Um dia, uma menina disse assim:
- Quero voar.
E um a migo dela, com quem ela estava a brincar respondeu-lhe:
- Voar é para os pássaros.
E disse a menina
- Eu tenho a certeza de que era capaz. Se treinasse muito, tenho a certeza de que era capaz.
E respondeu-lhe o amigo:
- Capaz eras, mas tinhas de treinar para aí, para aí uns trezentos anos.
- Trezentos anos? Ora bolas, daqui a trezentos anos já estou muito velha para voar. Sei lá onde estou daqui a trezentos anos! Eu queria voar era já.
- Sem te treinares?
- E os aviões, treinam-se? Não se treinam… Mal estão acabados de fazer começam logo a voar.
- Ah, mas os aviões são conduzidos por um piloto. E o piloto treina-se.
- Isso é verdade. Mas os pássaros, por exemplo, não se treinam e sabem voar.
- Ai isso é que se treinam, vão para o campo treinar-se. É por isso que se diz “um campo de treinos”. Os pássaros começam com o salto em altura, depois treinam o salto em comprimento, depois o salto em largura, depois o salto à vara, e a seguir vai-se tirando a vara aos bocadinhos, sem eles repararem e pronto, a certa altura já sabem voar, os pássaros. Bom, nota que com as pessoas é muito mais complicado do que com os pássaros. Para já não temos asas.
- Não temos asas mas temos braços!
- Então experimenta dar aos braços.
- Já estou a dar aos braços.
- Estás a voar?
- Não.
- Então já vês que é difícil voar.
- Ah, mas posso pôr umas asas postiças. Da próxima vez que for comer frango, não como as asas e ponho-as nos braços. Depois, dou às asas e voo.
- Não voas nada, porque os frangos não conseguem quase voar.
- Ai não? Então o que fazem?
- Sei lá o que fazem; o que é que tu achas que os frangos fazem?
- Não sei, sei lá. Andam para ali sem fazer nada.
- Pois é, os frangos não voam.
- Pois é. Realmente se eu quiser voar, o melhor é eu apanhar um avião. Dá menos trabalho.

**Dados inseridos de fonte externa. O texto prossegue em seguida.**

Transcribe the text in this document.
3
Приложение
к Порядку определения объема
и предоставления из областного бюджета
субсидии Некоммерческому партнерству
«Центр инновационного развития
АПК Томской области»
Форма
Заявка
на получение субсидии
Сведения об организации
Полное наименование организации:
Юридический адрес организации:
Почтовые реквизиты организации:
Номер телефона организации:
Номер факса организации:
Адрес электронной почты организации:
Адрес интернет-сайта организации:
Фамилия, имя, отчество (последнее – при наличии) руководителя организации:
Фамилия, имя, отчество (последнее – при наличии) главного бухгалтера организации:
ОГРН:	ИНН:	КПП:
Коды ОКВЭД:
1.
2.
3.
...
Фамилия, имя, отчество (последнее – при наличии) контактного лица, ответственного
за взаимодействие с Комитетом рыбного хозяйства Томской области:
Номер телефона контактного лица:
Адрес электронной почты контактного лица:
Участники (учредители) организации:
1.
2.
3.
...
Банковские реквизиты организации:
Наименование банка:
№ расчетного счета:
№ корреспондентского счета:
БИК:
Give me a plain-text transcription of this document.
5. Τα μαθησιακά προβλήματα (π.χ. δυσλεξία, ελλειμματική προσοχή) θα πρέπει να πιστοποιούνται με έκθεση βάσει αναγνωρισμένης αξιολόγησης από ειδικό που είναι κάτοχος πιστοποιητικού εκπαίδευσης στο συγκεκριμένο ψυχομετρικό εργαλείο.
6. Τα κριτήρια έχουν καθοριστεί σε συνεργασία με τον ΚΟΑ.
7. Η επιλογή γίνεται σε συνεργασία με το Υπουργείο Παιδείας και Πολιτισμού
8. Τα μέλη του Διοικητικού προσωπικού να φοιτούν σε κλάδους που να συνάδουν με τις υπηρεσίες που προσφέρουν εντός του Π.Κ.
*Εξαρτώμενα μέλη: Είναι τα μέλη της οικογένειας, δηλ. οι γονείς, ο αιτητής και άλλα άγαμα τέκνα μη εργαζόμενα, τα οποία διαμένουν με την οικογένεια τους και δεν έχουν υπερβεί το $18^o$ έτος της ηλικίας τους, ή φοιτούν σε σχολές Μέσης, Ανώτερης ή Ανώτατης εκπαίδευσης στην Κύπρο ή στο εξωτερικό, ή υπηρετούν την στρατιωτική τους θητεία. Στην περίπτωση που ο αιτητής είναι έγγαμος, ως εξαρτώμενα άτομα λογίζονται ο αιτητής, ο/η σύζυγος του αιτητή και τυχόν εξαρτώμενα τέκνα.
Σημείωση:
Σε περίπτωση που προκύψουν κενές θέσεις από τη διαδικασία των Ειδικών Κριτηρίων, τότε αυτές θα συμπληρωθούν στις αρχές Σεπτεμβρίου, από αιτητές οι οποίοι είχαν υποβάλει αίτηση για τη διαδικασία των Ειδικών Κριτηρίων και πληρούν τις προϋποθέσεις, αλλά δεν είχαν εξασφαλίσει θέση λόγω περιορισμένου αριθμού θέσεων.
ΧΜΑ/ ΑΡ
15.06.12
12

- Pois dá. Eu ando a juntar um escudo por semana para dar a volta ao mundo de avião.
- Um escudo por semana? Por esse andar nem daqui a trezentos anos tens dinheiro que chegue para isso.
- Tenho, tenho. Daqui a trezentos anos tenho…
Sérgio Godinho, em "A Caixa". Ilustrações de Joana Quental
2 comments:
Adorei esta história...Ri-me no final! Muito bom post:P
Voar é coisa de gente, espero que saibas disso. Voar nas cidades é particularmente arriscado. E, portanto, saboroso. Coisas de gente pouco arrumada. Pelo menos por dentro, onde há ondas todo o tempo. Mesmo que por fora estejamos impecavelmente fardados e arrumados.